If Ditmars (who had a boulevard named after him in Astoria, Queens)
recorded for a Talking Book of his, check with the National Library
Service for the Blind and Physically Handicapped, administrators of
Talking Books. The Director is Frank Curt Cylke. Get their address
from nls.gov. Somewhere is an archive of all the Talking Book
production.The American Foundation for the Blind was at 15 W 16th
Street from the time I began to record Talking Books in the early
eighties until the moved to 32nd and Seventh Avenue in the nineties.
They ceased producing Talking Books in 2009.

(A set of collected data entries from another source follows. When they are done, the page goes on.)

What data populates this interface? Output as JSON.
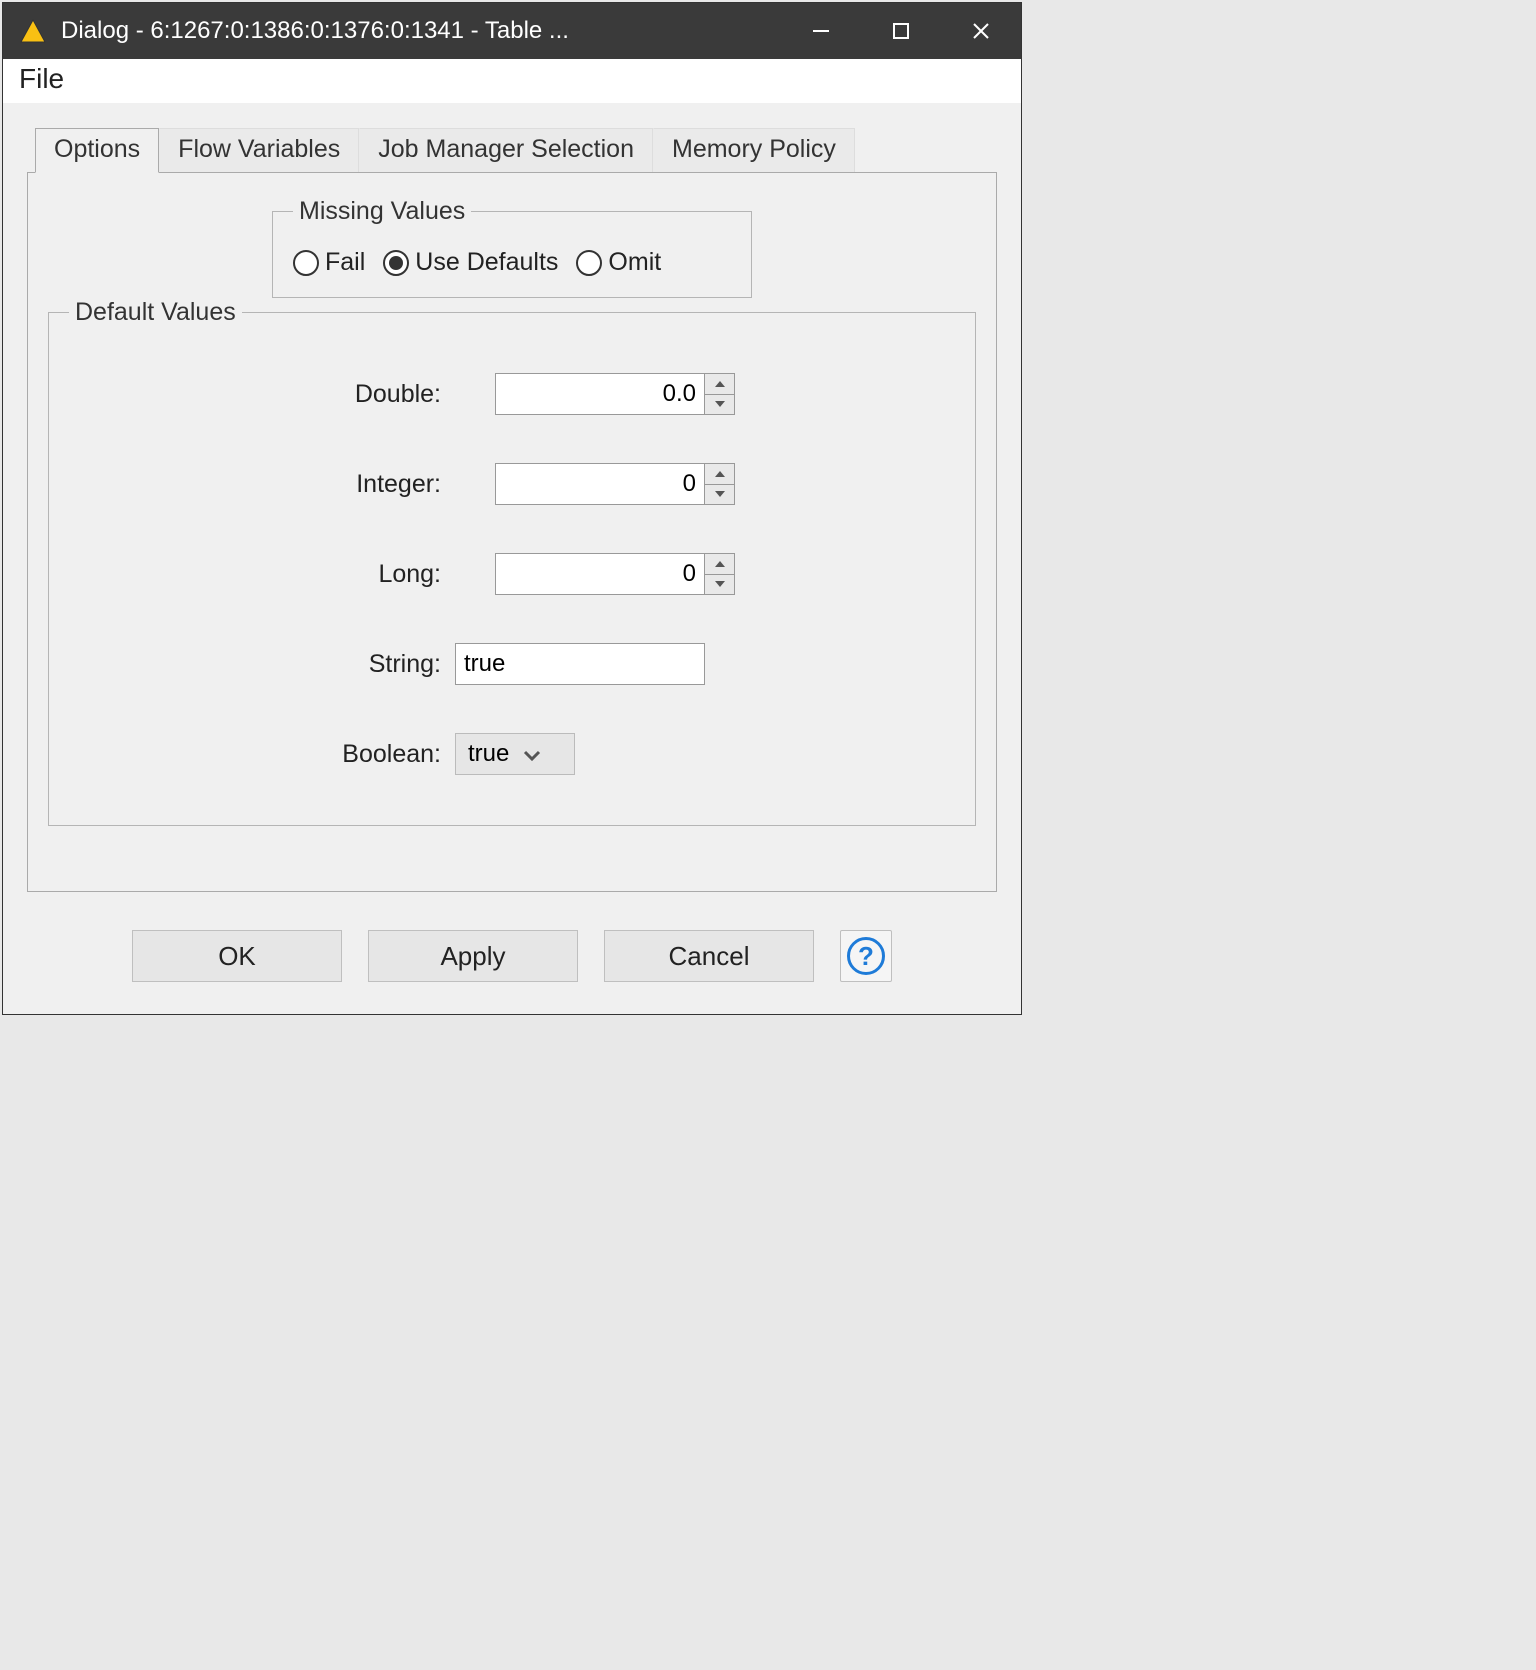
{
  "window": {
    "title": "Dialog - 6:1267:0:1386:0:1376:0:1341 - Table ..."
  },
  "menubar": {
    "file": "File"
  },
  "tabs": {
    "options": "Options",
    "flow_variables": "Flow Variables",
    "job_manager": "Job Manager Selection",
    "memory_policy": "Memory Policy"
  },
  "missing_values": {
    "legend": "Missing Values",
    "fail": "Fail",
    "use_defaults": "Use Defaults",
    "omit": "Omit",
    "selected": "use_defaults"
  },
  "default_values": {
    "legend": "Default Values",
    "double_label": "Double:",
    "double_value": "0.0",
    "integer_label": "Integer:",
    "integer_value": "0",
    "long_label": "Long:",
    "long_value": "0",
    "string_label": "String:",
    "string_value": "true",
    "boolean_label": "Boolean:",
    "boolean_value": "true"
  },
  "buttons": {
    "ok": "OK",
    "apply": "Apply",
    "cancel": "Cancel",
    "help": "?"
  }
}
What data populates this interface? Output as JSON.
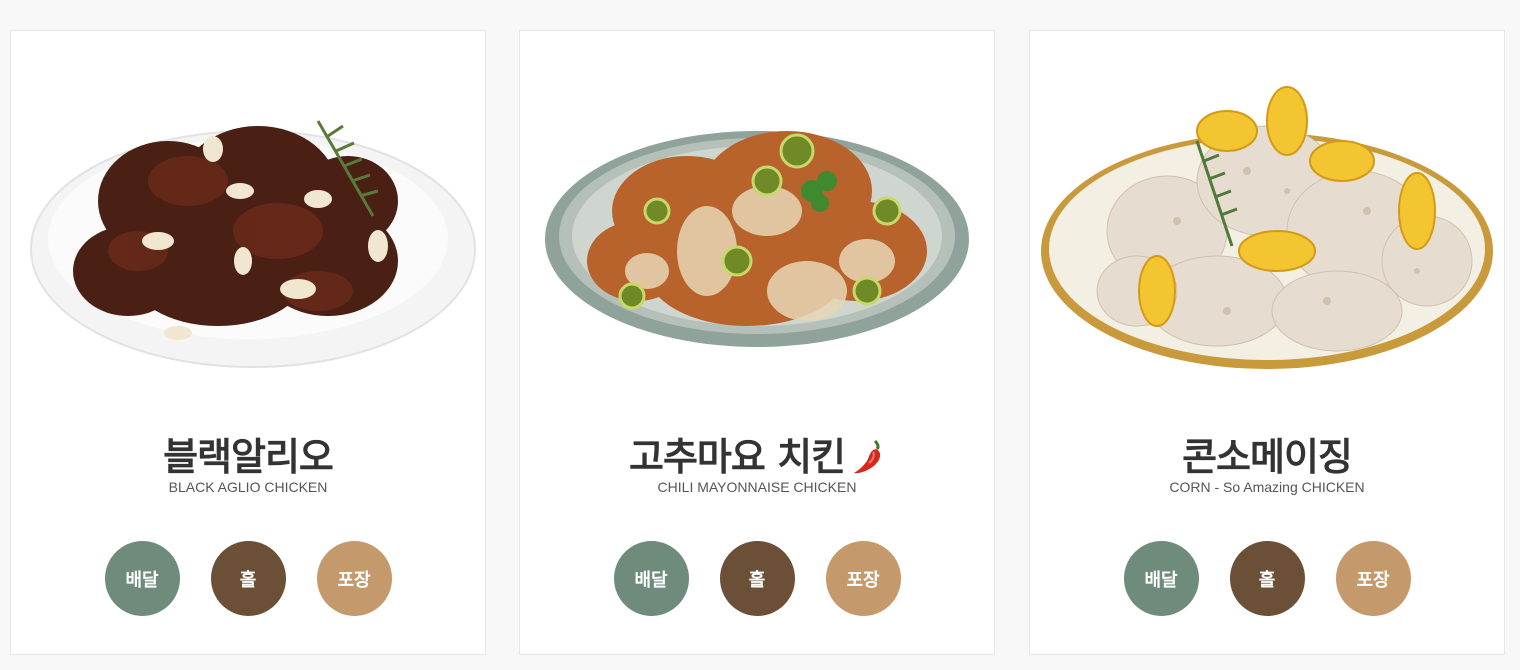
{
  "colors": {
    "delivery": "#6e8b7c",
    "hall": "#6b4f37",
    "takeout": "#c4996b"
  },
  "menu": [
    {
      "name": "블랙알리오",
      "subtitle": "BLACK AGLIO CHICKEN",
      "spicy": false,
      "buttons": {
        "delivery": "배달",
        "hall": "홀",
        "takeout": "포장"
      }
    },
    {
      "name": "고추마요 치킨",
      "subtitle": "CHILI MAYONNAISE CHICKEN",
      "spicy": true,
      "buttons": {
        "delivery": "배달",
        "hall": "홀",
        "takeout": "포장"
      }
    },
    {
      "name": "콘소메이징",
      "subtitle": "CORN - So Amazing CHICKEN",
      "spicy": false,
      "buttons": {
        "delivery": "배달",
        "hall": "홀",
        "takeout": "포장"
      }
    }
  ]
}
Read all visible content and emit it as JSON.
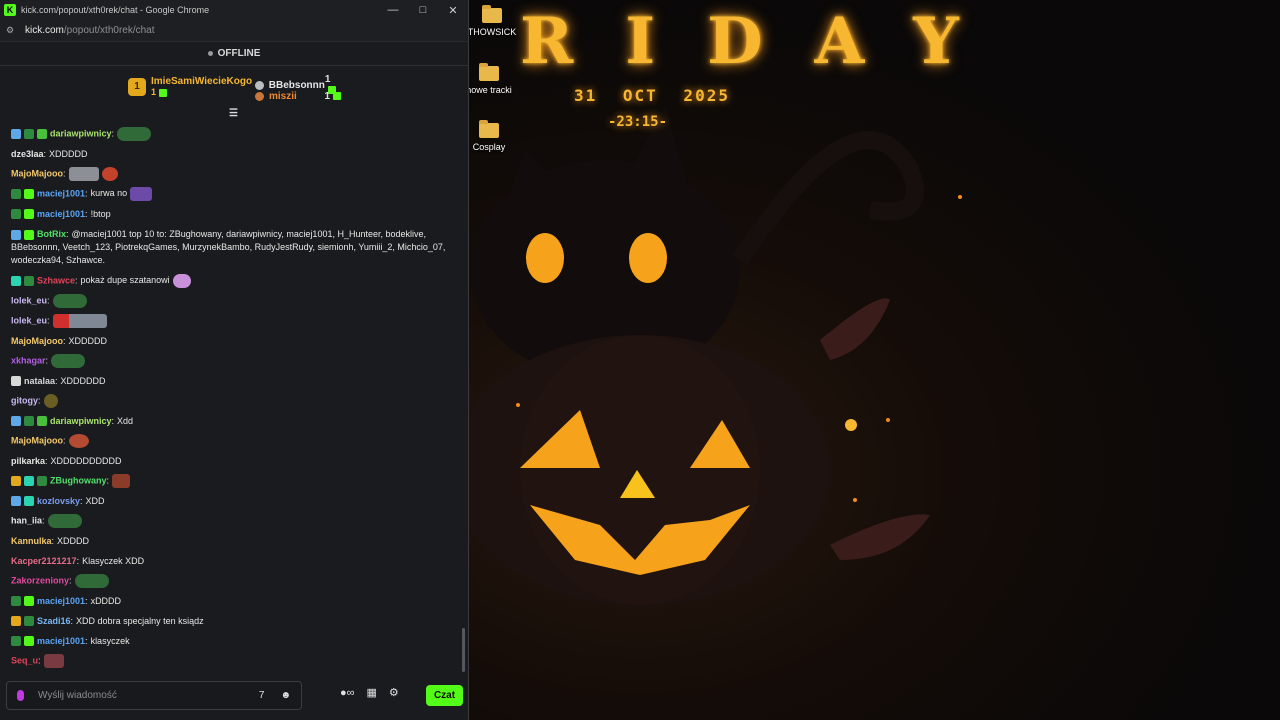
{
  "window": {
    "title": "kick.com/popout/xth0rek/chat - Google Chrome",
    "logo_letter": "K",
    "minimize": "—",
    "maximize": "□",
    "close": "✕"
  },
  "address": {
    "host": "kick.com",
    "path": "/popout/xth0rek/chat"
  },
  "stream_status": "OFFLINE",
  "leaderboard": {
    "first": {
      "rank": "1",
      "name": "ImieSamiWiecieKogo",
      "count": "1"
    },
    "others": [
      {
        "name": "BBebsonnn",
        "count": "1",
        "name_color": "#e6e6e6",
        "icon_color": "#b9bcc2"
      },
      {
        "name": "miszii",
        "count": "1",
        "name_color": "#f08a30",
        "icon_color": "#c8773a"
      }
    ]
  },
  "messages": [
    {
      "user": "dariawpiwnicy",
      "color": "#a8e36c",
      "text": "",
      "badges": [
        "#5fa8e8",
        "#2e8a3e",
        "#49c03a"
      ],
      "emotes": [
        "e-green"
      ]
    },
    {
      "user": "dze3laa",
      "color": "#e6e6e6",
      "text": "XDDDDD",
      "badges": [],
      "emotes": []
    },
    {
      "user": "MajoMajooo",
      "color": "#f3c86a",
      "text": "",
      "badges": [],
      "emotes": [
        "e-gray",
        "e-red"
      ]
    },
    {
      "user": "maciej1001",
      "color": "#5aa4f5",
      "text": "kurwa no",
      "badges": [
        "#2e8a3e",
        "#53fc18"
      ],
      "emotes": [
        "e-purple"
      ]
    },
    {
      "user": "maciej1001",
      "color": "#5aa4f5",
      "text": "!btop",
      "badges": [
        "#2e8a3e",
        "#53fc18"
      ],
      "emotes": []
    },
    {
      "user": "BotRix",
      "color": "#53e06a",
      "text": "@maciej1001 top 10 to: ZBughowany, dariawpiwnicy, maciej1001, H_Hunteer, bodeklive, BBebsonnn, Veetch_123, PiotrekqGames, MurzynekBambo, RudyJestRudy, siemionh, Yumiii_2, Michcio_07, wodeczka94, Szhawce.",
      "badges": [
        "#5fa8e8",
        "#53fc18"
      ],
      "emotes": [],
      "multi": true
    },
    {
      "user": "Szhawce",
      "color": "#e0435a",
      "text": "pokaż dupe szatanowi",
      "badges": [
        "#2bd4b0",
        "#2e8a3e"
      ],
      "emotes": [
        "e-pinkcloud"
      ]
    },
    {
      "user": "lolek_eu",
      "color": "#c9b8f2",
      "text": "",
      "badges": [],
      "emotes": [
        "e-green"
      ]
    },
    {
      "user": "lolek_eu",
      "color": "#c9b8f2",
      "text": "",
      "badges": [],
      "emotes": [
        "e-w"
      ]
    },
    {
      "user": "MajoMajooo",
      "color": "#f3c86a",
      "text": "XDDDDD",
      "badges": [],
      "emotes": []
    },
    {
      "user": "xkhagar",
      "color": "#b45ee8",
      "text": "",
      "badges": [],
      "emotes": [
        "e-green"
      ]
    },
    {
      "user": "natalaa",
      "color": "#d8d8d8",
      "text": "XDDDDDD",
      "badges": [
        "#d8d8d8"
      ],
      "emotes": []
    },
    {
      "user": "gitogy",
      "color": "#c9b8f2",
      "text": "",
      "badges": [],
      "emotes": [
        "e-gob"
      ]
    },
    {
      "user": "dariawpiwnicy",
      "color": "#a8e36c",
      "text": "Xdd",
      "badges": [
        "#5fa8e8",
        "#2e8a3e",
        "#49c03a"
      ],
      "emotes": []
    },
    {
      "user": "MajoMajooo",
      "color": "#f3c86a",
      "text": "",
      "badges": [],
      "emotes": [
        "e-bulb"
      ]
    },
    {
      "user": "pilkarka",
      "color": "#e6e6e6",
      "text": "XDDDDDDDDDD",
      "badges": [],
      "emotes": []
    },
    {
      "user": "ZBughowany",
      "color": "#53e06a",
      "text": "",
      "badges": [
        "#e3a81b",
        "#2bd4b0",
        "#2e8a3e"
      ],
      "emotes": [
        "e-darkred"
      ]
    },
    {
      "user": "kozlovsky",
      "color": "#7a9cf0",
      "text": "XDD",
      "badges": [
        "#5fa8e8",
        "#2bd4b0"
      ],
      "emotes": []
    },
    {
      "user": "han_iia",
      "color": "#e6e6e6",
      "text": "",
      "badges": [],
      "emotes": [
        "e-green"
      ]
    },
    {
      "user": "Kannulka",
      "color": "#f3c86a",
      "text": "XDDDD",
      "badges": [],
      "emotes": []
    },
    {
      "user": "Kacper2121217",
      "color": "#e86b8a",
      "text": "Klasyczek XDD",
      "badges": [],
      "emotes": []
    },
    {
      "user": "Zakorzeniony",
      "color": "#e04aa0",
      "text": "",
      "badges": [],
      "emotes": [
        "e-green"
      ]
    },
    {
      "user": "maciej1001",
      "color": "#5aa4f5",
      "text": "xDDDD",
      "badges": [
        "#2e8a3e",
        "#53fc18"
      ],
      "emotes": []
    },
    {
      "user": "Szadi16",
      "color": "#7ab8f5",
      "text": "XDD dobra specjalny ten ksiądz",
      "badges": [
        "#e3a81b",
        "#2e8a3e"
      ],
      "emotes": []
    },
    {
      "user": "maciej1001",
      "color": "#5aa4f5",
      "text": "klasyczek",
      "badges": [
        "#2e8a3e",
        "#53fc18"
      ],
      "emotes": []
    },
    {
      "user": "Seq_u",
      "color": "#e0435a",
      "text": "",
      "badges": [],
      "emotes": [
        "e-red2"
      ]
    }
  ],
  "composer": {
    "placeholder": "Wyślij wiadomość",
    "send_label": "Czat"
  },
  "desktop": {
    "banner": "RIDAY",
    "date": "31 OCT 2025",
    "time": "-23:15-",
    "icons": [
      "THOWSICK",
      "nowe tracki",
      "Cosplay"
    ]
  },
  "colors": {
    "kick_green": "#53fc18",
    "window_bg": "#1a1b1e",
    "accent_orange": "#f7b731"
  }
}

On 1/23/12, Dan Eatherley (Yahoo) <[log in to unmask]> wrote:
> Dear all
> I am a UK-based writer, conducting some research for a possible book idea
> about Raymond L. Ditmars, the first curator of reptiles at the Bronx Zoo in
> New York City. He lived from 1876 to 1942, wrote a number of popular books
> about his experiences with animals and pioneered educational animal movies
> as well as making sound recordings. His number one passion was snakes. I
> understand that during the 1920s and 30s appeared several times on radio
> I would love to hear some examples of these broadcasts, but realise that it
> is extremely unlikely that recordings from these broadcasts survive (or were
> even made at the time). I have already checked at the Library of Congress
> and also the Wildlife Conservation Society (Bronx Zoo). However, I was
> advised to place a query on this discussion forum just in case.
> I can offer the following details according to listings in historic
> . During the 1920s and 1930s, Ditmars broadcast on the radio a rattlesnake
> rattling which prompted 400 fans to write in.
> . June 16, 1925 WJY, New York: Ditmars spoke on 'Poisonous Serpents' on the
> radio station.
> . July 28, 1925 WJY, New York: Ditmars spoke for fifteen minutes on 'Annual
> Myths' on the radio station.
> . January 1928 WABC: Ditmars and M. Georges Chappelle, 'reptilian authority
> of Paris' spoke at a dinner at the Brevoort Hotel. Two rattlesnakes (Peter
> and Albertina) were also brought along and their rattling - as well as the
> speeches -
> . February 1928 WRNY: Ditmars spoke 'in the "Home Science University" hour'.
> . July 1930, New York's WNYC: Ditmars spoke on 'Snakes In and Around New
> . October 1931 New York WMCA: Ditmars' success was the subject of an
> . January 1930 WJZ network: Ditmars was 'invited to speak, topic was 'A
> Tropical Adventure'. The broadcast was part of a series opened by Vice
> Charles Curtis designed to 'bring to millions of American children messages
> designed to stimulate patriotism and promote greater honor to the American
> . January 1933 WJZ: English advertising executive and later president of NBC
> radio Lewis H. Titterton interviewed Ditmars
> . May 1934 CBS, Ditmars was invited on to the CBS radio program with a
> rattlesnake and a puff adder as 'guest artists'.
> . December 1934 WJZ: Ditmars spoke about 'Reptiles' on WJZ's 'Explorer
> Program' .
> . February 1934 WMAL: Ditmars was a 'guest of the "American Fireside"
> . April 28, 1935 Columbia broadcasting network on '93 Columbia outlets
> throughout the country' including WABC: A radio programme dramatizing the
> 'four most interesting phone calls of the past year' featured a 'call to Dr.
> Raymond L. Ditmars of the Bronx Zoo that saved the life of a youngster who
> had been bitten by a snake.' The call had been made by 'physicians at a
> Brooklyn hospital' The show marked 'the fiftieth anniversary of the
> American Telephone and Telegraph Company'. Other famous phone calls included
> 'Papa Dionne's call to a Canadian newspaper, announcing the birth of the
> quintuplets' and 'J. Edgar Hoover's call to Melvin Purvis, which resulted
> in the shooting of "Baby Face" Nelson.'
> . May 1935 WOR, Ditmars was interviewed.
> . November 1936 WJZ: Ditmars appeared as the guest on the 'Echoes of New
> York Town' slot.
> . October 1936 and November 1936 WOR: Ditmars guested talking about
> 'Moments You Never Forget'.
> . June 1939: the New York Times reported that Ditmars was among a number of
> well-known speakers and authors including Mrs. Roosevelt, William Beebe as
> usual and clergyman Dr. Harry Emerson Fosdick reading 'frontispieces' to
> their Talking Books. Recordings were by the American Foundation for the
> Blind headquartered in a 'three-story building on West Sixteenth Street' and
> funded by the Library of Congress 'from an annual appropriation for this
> Any clues as to whether any recordings survive would be great.
> Best wishes and thanks in advance for your help.